Ces cavernes, dont quelques-unes plongent dans des précipices affreux et perpendiculaires, ont reçu des noms particuliers, tels que Pigeon’s hugo[1] (la caverne du pigeon), Raven’s hugo (la caverne du corbeau) et Devil’s frying pan (la poêle à frire du diable). Cette dernière est située près de Cadgwith, un petit village de pêcheurs abrité par de raides collines et ayant bien ce que les Anglais appellent un caractère romantique. Là je frétai une barque ; la mer était parfaitement calme, et nul batelier de Cadgwith ne voudrait s’aventurer tout près de ces côtes dangereuses par un temps douteux. Nous tournâmes d’abord le frying pan, qui, vu de la mer, présente à coup sûr des traits grandioses : dans la sombre masse des rochers s’ouvre une arche complètement évidée qui laisse passer la lumière du jour et sous laquelle volent des oiseaux de mer. Nous poursuivîmes notre voyage par eau jusqu’à Dolor hugo, dont le vrai nom est Dollah hugo (la caverne de Dollah). Celui de Dolor, qui a prévalu dans le langage vulgaire, tient peut-être au cachet de mélancolie farouche empreint sur la physionomie générale de cet antre, où les flots se précipitent jour et nuit comme des bêtes fauves. L’entrée est formée par des rochers plissés et d’une couleur magnifique, dont la voûte s’élève à une hauteur imposante. Cette entrée est d’abord assez large pour qu’un bateau à six rangs d’avirons puisse y passer ; mais elle se rétrécit bientôt, et l’extrémité se perd dans les ténèbres.

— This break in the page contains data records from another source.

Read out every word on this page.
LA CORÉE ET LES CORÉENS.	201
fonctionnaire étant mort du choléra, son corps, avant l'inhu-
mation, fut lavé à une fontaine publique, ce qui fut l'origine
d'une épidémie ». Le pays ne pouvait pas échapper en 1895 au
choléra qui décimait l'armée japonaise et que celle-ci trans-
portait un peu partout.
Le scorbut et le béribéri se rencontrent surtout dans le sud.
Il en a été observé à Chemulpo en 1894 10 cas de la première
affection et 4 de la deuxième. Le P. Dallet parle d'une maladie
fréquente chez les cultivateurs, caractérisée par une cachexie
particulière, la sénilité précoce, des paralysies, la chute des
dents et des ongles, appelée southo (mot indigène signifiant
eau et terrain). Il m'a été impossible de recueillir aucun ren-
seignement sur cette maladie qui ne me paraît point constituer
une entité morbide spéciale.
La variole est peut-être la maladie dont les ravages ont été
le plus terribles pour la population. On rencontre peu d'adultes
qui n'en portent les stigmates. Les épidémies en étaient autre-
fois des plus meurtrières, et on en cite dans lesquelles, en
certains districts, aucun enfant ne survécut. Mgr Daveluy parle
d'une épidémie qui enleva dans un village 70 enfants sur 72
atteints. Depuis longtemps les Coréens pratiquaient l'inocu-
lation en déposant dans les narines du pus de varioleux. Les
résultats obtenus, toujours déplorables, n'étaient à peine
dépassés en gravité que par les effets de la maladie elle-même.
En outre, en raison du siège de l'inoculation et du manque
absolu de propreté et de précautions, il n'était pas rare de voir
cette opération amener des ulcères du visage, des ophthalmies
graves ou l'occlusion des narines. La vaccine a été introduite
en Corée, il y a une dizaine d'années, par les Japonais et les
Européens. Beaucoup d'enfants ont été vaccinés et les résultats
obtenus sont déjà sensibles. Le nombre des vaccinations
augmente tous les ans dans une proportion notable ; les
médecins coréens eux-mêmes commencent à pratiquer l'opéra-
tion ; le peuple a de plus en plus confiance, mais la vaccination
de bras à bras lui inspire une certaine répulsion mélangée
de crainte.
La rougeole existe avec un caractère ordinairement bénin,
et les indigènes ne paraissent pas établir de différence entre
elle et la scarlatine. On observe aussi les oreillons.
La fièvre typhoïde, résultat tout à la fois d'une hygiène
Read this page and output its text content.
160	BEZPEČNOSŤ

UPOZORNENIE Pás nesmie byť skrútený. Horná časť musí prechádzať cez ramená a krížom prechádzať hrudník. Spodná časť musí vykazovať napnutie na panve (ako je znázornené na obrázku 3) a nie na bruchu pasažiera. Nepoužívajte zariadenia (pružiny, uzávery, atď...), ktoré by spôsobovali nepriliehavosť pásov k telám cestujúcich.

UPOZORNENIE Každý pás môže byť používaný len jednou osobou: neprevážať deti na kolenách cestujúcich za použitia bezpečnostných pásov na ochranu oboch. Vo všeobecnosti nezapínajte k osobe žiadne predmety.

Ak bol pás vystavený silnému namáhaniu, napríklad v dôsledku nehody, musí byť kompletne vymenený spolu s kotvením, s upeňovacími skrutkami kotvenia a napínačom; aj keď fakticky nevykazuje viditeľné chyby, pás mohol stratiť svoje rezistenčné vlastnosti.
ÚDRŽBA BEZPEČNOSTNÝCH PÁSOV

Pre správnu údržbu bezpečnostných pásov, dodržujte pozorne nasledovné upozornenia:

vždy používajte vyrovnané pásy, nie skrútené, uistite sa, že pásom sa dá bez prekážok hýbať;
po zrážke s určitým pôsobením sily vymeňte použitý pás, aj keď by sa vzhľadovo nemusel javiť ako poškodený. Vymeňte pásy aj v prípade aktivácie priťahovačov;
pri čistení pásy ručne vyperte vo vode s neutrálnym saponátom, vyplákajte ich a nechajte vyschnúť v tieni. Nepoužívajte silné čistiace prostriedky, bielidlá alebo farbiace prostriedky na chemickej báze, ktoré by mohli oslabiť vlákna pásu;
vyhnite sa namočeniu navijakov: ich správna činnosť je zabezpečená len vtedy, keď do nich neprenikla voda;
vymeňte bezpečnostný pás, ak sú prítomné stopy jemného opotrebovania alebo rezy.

Si loin que le regard puisse s’aventurer au fond de cette cave, l’eau s’élève et retombe avec un clapotement lugubre contre les rochers. J’étais comme perdu dans le mystère et la solennité de cette scène, quand je me sentis réveillé en sursaut par une explosion formidable. Le tonnerre tombant de la voûte

  1. Hugo est un vieux mot qui, dans la langue du pays, signifie caverne.